Comment Proximus met la pression sur Telenet et Voo avec sa fibre optique
Partout, des travaux d’excavation, de forage et de soudage sont effectués afin d’installer des connexions en fibre optique dans les foyers. Proximus et deux autres investisseurs y consacrent quelque 5 milliards d’euros. La connexion coaxiale rapide du leader du marché Telenet sera donc rejointe par un adversaire redoutable. La fibre optique va considérablement redistribuer les cartes sur le marché des télécommunications.

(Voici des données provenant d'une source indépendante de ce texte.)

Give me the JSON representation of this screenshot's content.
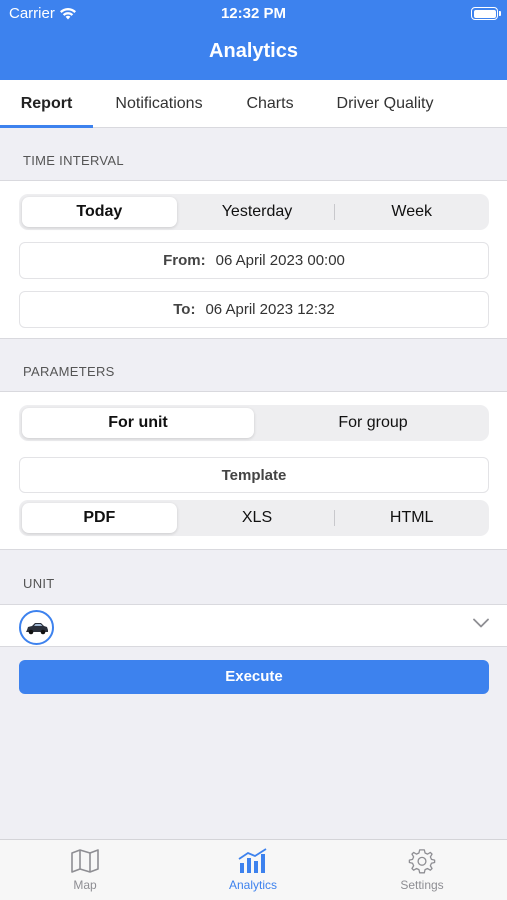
{
  "status_bar": {
    "carrier": "Carrier",
    "time": "12:32 PM"
  },
  "header": {
    "title": "Analytics"
  },
  "tabs": [
    {
      "label": "Report",
      "active": true
    },
    {
      "label": "Notifications",
      "active": false
    },
    {
      "label": "Charts",
      "active": false
    },
    {
      "label": "Driver Quality",
      "active": false
    }
  ],
  "time_interval": {
    "section_label": "TIME INTERVAL",
    "segments": [
      "Today",
      "Yesterday",
      "Week"
    ],
    "selected": "Today",
    "from_label": "From:",
    "from_value": "06 April 2023 00:00",
    "to_label": "To:",
    "to_value": "06 April 2023 12:32"
  },
  "parameters": {
    "section_label": "PARAMETERS",
    "scope_segments": [
      "For unit",
      "For group"
    ],
    "scope_selected": "For unit",
    "template_label": "Template",
    "format_segments": [
      "PDF",
      "XLS",
      "HTML"
    ],
    "format_selected": "PDF"
  },
  "unit": {
    "section_label": "UNIT",
    "avatar_icon": "car-icon",
    "dropdown_icon": "chevron-down-icon"
  },
  "execute_label": "Execute",
  "tab_bar": [
    {
      "label": "Map",
      "icon": "map-icon",
      "active": false
    },
    {
      "label": "Analytics",
      "icon": "analytics-icon",
      "active": true
    },
    {
      "label": "Settings",
      "icon": "gear-icon",
      "active": false
    }
  ],
  "colors": {
    "accent": "#3d82ee",
    "background": "#efeff4"
  }
}
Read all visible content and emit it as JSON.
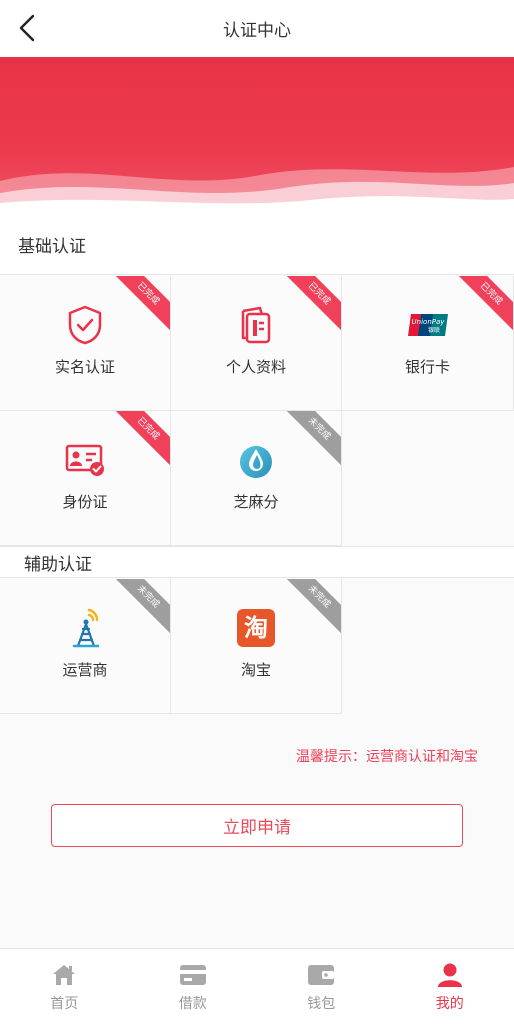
{
  "header": {
    "title": "认证中心"
  },
  "basic": {
    "title": "基础认证",
    "items": [
      {
        "label": "实名认证",
        "status": "已完成"
      },
      {
        "label": "个人资料",
        "status": "已完成"
      },
      {
        "label": "银行卡",
        "status": "已完成",
        "icon_text": "UnionPay 银联"
      },
      {
        "label": "身份证",
        "status": "已完成"
      },
      {
        "label": "芝麻分",
        "status": "未完成"
      }
    ]
  },
  "aux": {
    "title": "辅助认证",
    "items": [
      {
        "label": "运营商",
        "status": "未完成"
      },
      {
        "label": "淘宝",
        "status": "未完成",
        "icon_text": "淘"
      }
    ]
  },
  "tip": "温馨提示：运营商认证和淘宝",
  "apply_button": "立即申请",
  "tabs": [
    {
      "label": "首页"
    },
    {
      "label": "借款"
    },
    {
      "label": "钱包"
    },
    {
      "label": "我的"
    }
  ],
  "colors": {
    "accent": "#e8334a",
    "done": "#f0405a",
    "todo": "#9e9e9e"
  }
}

Avant de plonger dans la course à l’internet super rapide, nous devons parler un peu des électrons et des particules élémentaires. Pour envoyer et recevoir des données, nous nous fions davantage à la rapidité de la lumière qu’au courant électrique. Les signaux électriques qui passent par un fil téléphonique en cuivre ou même par un câble de télévision coaxial, plus rapide, ne sont pas à la hauteur d’un faisceau laser passant par un câble en fibre de verre sur une longue distance. En outre, il n’est pas affecté par les rayonnements électromagnétiques perturbateurs. Les opérateurs de télécommunications le savent depuis longtemps. C’est pourquoi, au cours des dernières décennies, ils ont déjà converti des parties importantes de leur réseau en câbles à fibres optiques. Pour la partie la plus difficile, du dernier point du réseau jusqu’au raccordement au domicile, les opérateurs ont essayé de tirer le maximum des câbles existants. Avec succès, car année après année, la vitesse et la bande passante de nos réseaux ont augmenté. Telenet peut même offrir des vitesses allant jusqu’à 1 gigabit par seconde partout en Flandre via le câble TV. Proximus, à l’origine l’opérateur du réseau téléphonique belge, doit se contenter d’un maximum de 100 mégabits par seconde, soit 10 fois moins rapide. Un câble téléphonique se heurte plus rapidement aux limites qu’un câble coaxial.
Pour combler l’écart avec Telenet et son homologue francophone Voo, bientôt propriété d’Orange, Proximus fait donc le saut vers un réseau entièrement en fibre optique. Si la connexion du dernier kilomètre jusqu’au domicile se fait également par fibre optique, elle peut offrir des vitesses de 1 gigabit par seconde, voire beaucoup plus. Toutefois, le prix à payer est énorme : plus de 5 milliards d’euros. Cela en fait le plus gros investissement privé dans les infrastructures en Belgique. Proximus était donc à la recherche de deux partenaires pour deux joint ventures. Avec le fonds d’investissement suédois EQT, l’opérateur a créé Fiberklaar, et avec le spécialiste des fibres de verre Eurofiber, il a lancé Unifiber. Fiberklaar en Flandre et Unifiber en Wallonie doivent contribuer à accélérer considérablement le déploiement de la fibre optique. Ils doivent contribuer à ce qu’au moins 4,2 millions de foyers belges, soit 70 % du nombre de foyers, disposent d’une connexion en fibre optique d’ici 2028.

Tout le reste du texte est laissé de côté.